Я закусила нижнюю губу, тяжело задышала и, сжав кулаки, прошептала голосом, полным боли:
– У меня почему-то в ушах звенят слова: «Лицом к стене! Руки за спину!» Макар, а его там не бьют?
– Если будет себя спокойно вести, то никто его не тронет, а вот если начнет выпендриваться и качать права, то может и получить. Я ему еще вчера, когда он мне позвонил, сказал, чтобы он вел себя спокойно. Конечно, в идеале лучше было бы самому явиться с повинной, но мне кажется, что Пашка до последнего верил в то, что его не найдут.

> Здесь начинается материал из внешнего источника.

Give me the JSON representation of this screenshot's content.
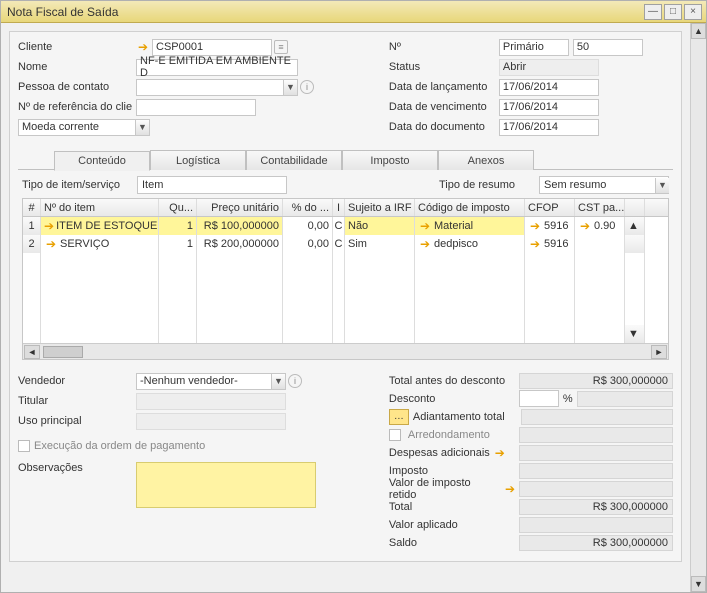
{
  "window_title": "Nota Fiscal de Saída",
  "header": {
    "left": {
      "cliente_label": "Cliente",
      "cliente_value": "CSP0001",
      "nome_label": "Nome",
      "nome_value": "NF-E EMITIDA EM AMBIENTE D",
      "contato_label": "Pessoa de contato",
      "contato_value": "",
      "ref_label": "Nº de referência do clie",
      "ref_value": "",
      "moeda_label": "Moeda corrente",
      "moeda_value": ""
    },
    "right": {
      "no_label": "Nº",
      "no_series": "Primário",
      "no_value": "50",
      "status_label": "Status",
      "status_value": "Abrir",
      "lanc_label": "Data de lançamento",
      "lanc_value": "17/06/2014",
      "venc_label": "Data de vencimento",
      "venc_value": "17/06/2014",
      "doc_label": "Data do documento",
      "doc_value": "17/06/2014"
    }
  },
  "tabs": {
    "t1": "Conteúdo",
    "t2": "Logística",
    "t3": "Contabilidade",
    "t4": "Imposto",
    "t5": "Anexos"
  },
  "grid": {
    "tipo_item_label": "Tipo de item/serviço",
    "tipo_item_value": "Item",
    "tipo_resumo_label": "Tipo de resumo",
    "tipo_resumo_value": "Sem resumo",
    "cols": {
      "num": "#",
      "item": "Nº do item",
      "qty": "Qu...",
      "price": "Preço unitário",
      "pct": "% do ...",
      "i": "I",
      "irf": "Sujeito a IRF",
      "tax": "Código de imposto",
      "cfop": "CFOP",
      "cst": "CST pa..."
    },
    "rows": [
      {
        "n": "1",
        "item": "ITEM DE ESTOQUE",
        "qty": "1",
        "price": "R$ 100,000000",
        "pct": "0,00",
        "i": "C",
        "irf": "Não",
        "tax": "Material",
        "cfop": "5916",
        "cst": "0.90"
      },
      {
        "n": "2",
        "item": "SERVIÇO",
        "qty": "1",
        "price": "R$ 200,000000",
        "pct": "0,00",
        "i": "C",
        "irf": "Sim",
        "tax": "dedpisco",
        "cfop": "5916",
        "cst": ""
      }
    ]
  },
  "footer": {
    "vendedor_label": "Vendedor",
    "vendedor_value": "-Nenhum vendedor-",
    "titular_label": "Titular",
    "uso_label": "Uso principal",
    "exec_label": "Execução da ordem de pagamento",
    "obs_label": "Observações",
    "totals": {
      "tad_label": "Total antes do desconto",
      "tad_value": "R$ 300,000000",
      "desc_label": "Desconto",
      "pct_sym": "%",
      "adiant_label": "Adiantamento total",
      "arred_label": "Arredondamento",
      "desp_label": "Despesas adicionais",
      "imposto_label": "Imposto",
      "irf_label": "Valor de imposto retido",
      "total_label": "Total",
      "total_value": "R$ 300,000000",
      "valapl_label": "Valor aplicado",
      "saldo_label": "Saldo",
      "saldo_value": "R$ 300,000000"
    }
  }
}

– Он мобильный дома оставил. – Я кивнула на лежащий на тумбочке телефон.
– Правильно. У него бы его сразу отобрали. Там шмонают все карманы, даже вытягивают все шнурки и веревочки.
– Он сейчас в камере? Скажи, что с ним? Где он?
– Для начала его разденут, осмотрят тело, потом сделают флюорографию, а затем отведут в камеру, или в «подследственную хату», как ее называет мой сосед. Он говорил, что в первый день ареста его били дубинкой тогда, когда после команды «Лицом к стене!» и «Руки за спину» он пытался оглянуться. Ментам же нужно показать свою власть – их хлебом не корми, а дай поиздеваться над тем, кто в данный момент беззащитен. Многие только за этим в милицию и идут, потому что без ментовской формы ничего собой не представляют и их все чмырят. Надел форму – сразу царь и бог. Прикрываясь формой и законом, можно творить беспредел и упиваться собственной властью. Мой сосед рассказал, как там эти гады отрываются и издеваются, не расставаясь со своими дубинками. Двигаться по тюремным коридорам можно только бегом, а если останавливаешься, нужно смотреть в стену. В такие моменты менты ой как любят подгонять дубинками, нанося удары по самым болезненным местам. Еще Пашку должны отвести в фотолабораторию, сфотографировать и снять отпечатки пальцев. Затем ведут в баню, ополаскивают теплой водой – и в холодный «отстойник».
– А что такое «отстойник»?
– Это место, где проходят карантин перед тем, как попасть в общую камеру. Скорее всего Пашка сейчас там. Такое небольшое помещение с нарами.
Я представила Пашку, лежащего на нарах, и ощутила невыносимую боль в сердце. Господи, а ведь на этих нарах должен лежать не Павел, а я.
– В «отстойнике» человек проводит дня два или три, а потом его уже перекидывают в камеру. Перед тем как отправить заключенного в камеру, тюремные врачи должны взять все анализы и дождаться результатов. Мой сосед рассказал, что когда его вывели из «отстойника», ему выдали какой-то грязный матрас, подушку, набитую прелым тряпьем, алюминиевую кружку и ложку. В камере нужно быть готовым к провокациям как со стороны тюремной администрации, так и со стороны своих сокамерников.
– Я не хочу это слышать!!! Заткнись! – закричала я что было сил и, схватив бутылку коньяку, замахнулась на побледневшего Макара.
– Света, ты что?!
– Уходи прочь! Я не могу это слышать! Что ты мне соль на рану сыплешь?!
– Но ты же сама просила меня рассказать о том, где сейчас Паша.
– Уходи, а то я запущу в тебя бутылкой! Считаю… Раз, два, три…
– Ухожу. Успокоишься – позвонишь, скажешь, что говорит адвокат. Держи меня в курсе дела, – пробубнил Пашкин брат и, ощутив решительность моих намерений, ретировался из квартиры.